Com a chegada do fim de tarde, o cenário na estrada começou a mudar. O sol começava a se esconder atrás das montanhas e todo o lugar foi sendo envolvido em uma penumbra. Continuei observando meus filhos pelo retrovisor por algum tempo e me lembrei de cada nascimento. Lembrei da alegria e da ansiedade em cuidar de cada um daqueles bebês. A alegria e a emoção de vê-los tão crescidos era indescritível. Não sei por quanto tempo distraí-me olhando pelo retrovisor, mas quando voltei o olhar para a estrada fiquei aterrorizado!

Um vulto à minha frente me fez frear o carro imediatamente. O veículo rodopiou na pista. Segurei firme ao volante na tentativa de controlar o carro que continuou a girar enquanto o som dos pneus cantando no asfalto quebrava o silêncio vindo da floresta que rodeava a estrada. O impacto contra a guia lateral foi forte a ponto de lançar o corpo de Karen contra o vidro da porta direita. As crianças foram jogadas umas contra as outras. O pequeno Thomas assustado começou a chorar. Minha cabeça latejava em consequência da pancada contra o vidro da frente e Karen tinha um pequeno corte no rosto. 

Apesar do susto e dos ferimentos leves, todos pareciam estar bem. Dediquei minha atenção a encontrar o causador do acidente. Saí do carro meio tonto e avistei a figura de um homem em meio a estrada. Ele continuava no mesmo lugar me observando, parado como uma estátua. — Você está louco, quase matou todos nós. — Gritei com fúria. O homem não respondeu. Aproximei-me mais um pouco, pois a fraca iluminação me impedia ver claramente. O desconhecido era uma espécie de indígena que vestia um casaco de pele animal. 
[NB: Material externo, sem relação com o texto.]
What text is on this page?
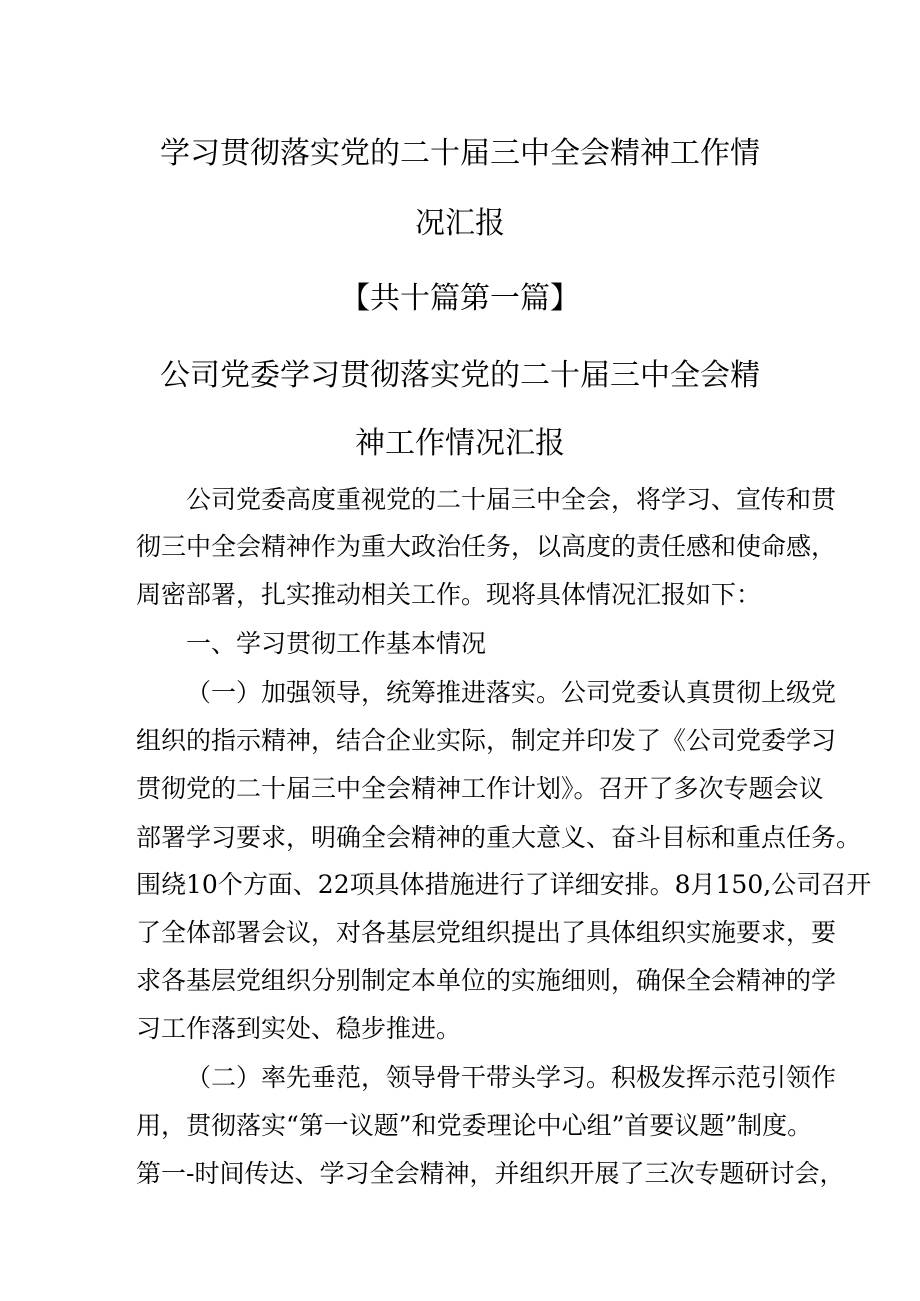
学习贯彻落实党的二十届三中全会精神工作情
况汇报
【共十篇第一篇】
公司党委学习贯彻落实党的二十届三中全会精
神工作情况汇报
公司党委高度重视党的二十届三中全会，将学习、宣传和贯
彻三中全会精神作为重大政治任务，以高度的责任感和使命感，
周密部署，扎实推动相关工作。现将具体情况汇报如下：
一、学习贯彻工作基本情况
（一）加强领导，统筹推进落实。公司党委认真贯彻上级党
组织的指示精神，结合企业实际，制定并印发了《公司党委学习
贯彻党的二十届三中全会精神工作计划》。召开了多次专题会议
部署学习要求，明确全会精神的重大意义、奋斗目标和重点任务。
围绕10个方面、22项具体措施进行了详细安排。8月150,公司召开
了全体部署会议，对各基层党组织提出了具体组织实施要求，要
求各基层党组织分别制定本单位的实施细则，确保全会精神的学
习工作落到实处、稳步推进。
（二）率先垂范，领导骨干带头学习。积极发挥示范引领作
用，贯彻落实“第一议题”和党委理论中心组”首要议题”制度。
第一-时间传达、学习全会精神，并组织开展了三次专题研讨会，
Um cocar na cabeça, cheio de penas projetava uma sombra assustadora que se estendia atrás dele esticada no asfalto. Caminhei lentamente em sua direção, minhas pernas tremiam e as batidas descompassadas em minha jugular denunciavam meu pavor. A figura imponente e misteriosa continuava impassível. Em passos lentos fui me aproximando, a cada passo dizia a mim mesmo para ter calma e ficar atento a um ataque repentino. O suor escorria em meu rosto, eu me sentia em um transe, as vozes que escutei no local das cachoeiras voltaram a sussurrar dentro da minha cabeça. Tentei me concentrar levando às mãos as orelhas. Olhei para o indígena e tive a impressão que os sussurros eram dele, mas seus lábios estavam imóveis. 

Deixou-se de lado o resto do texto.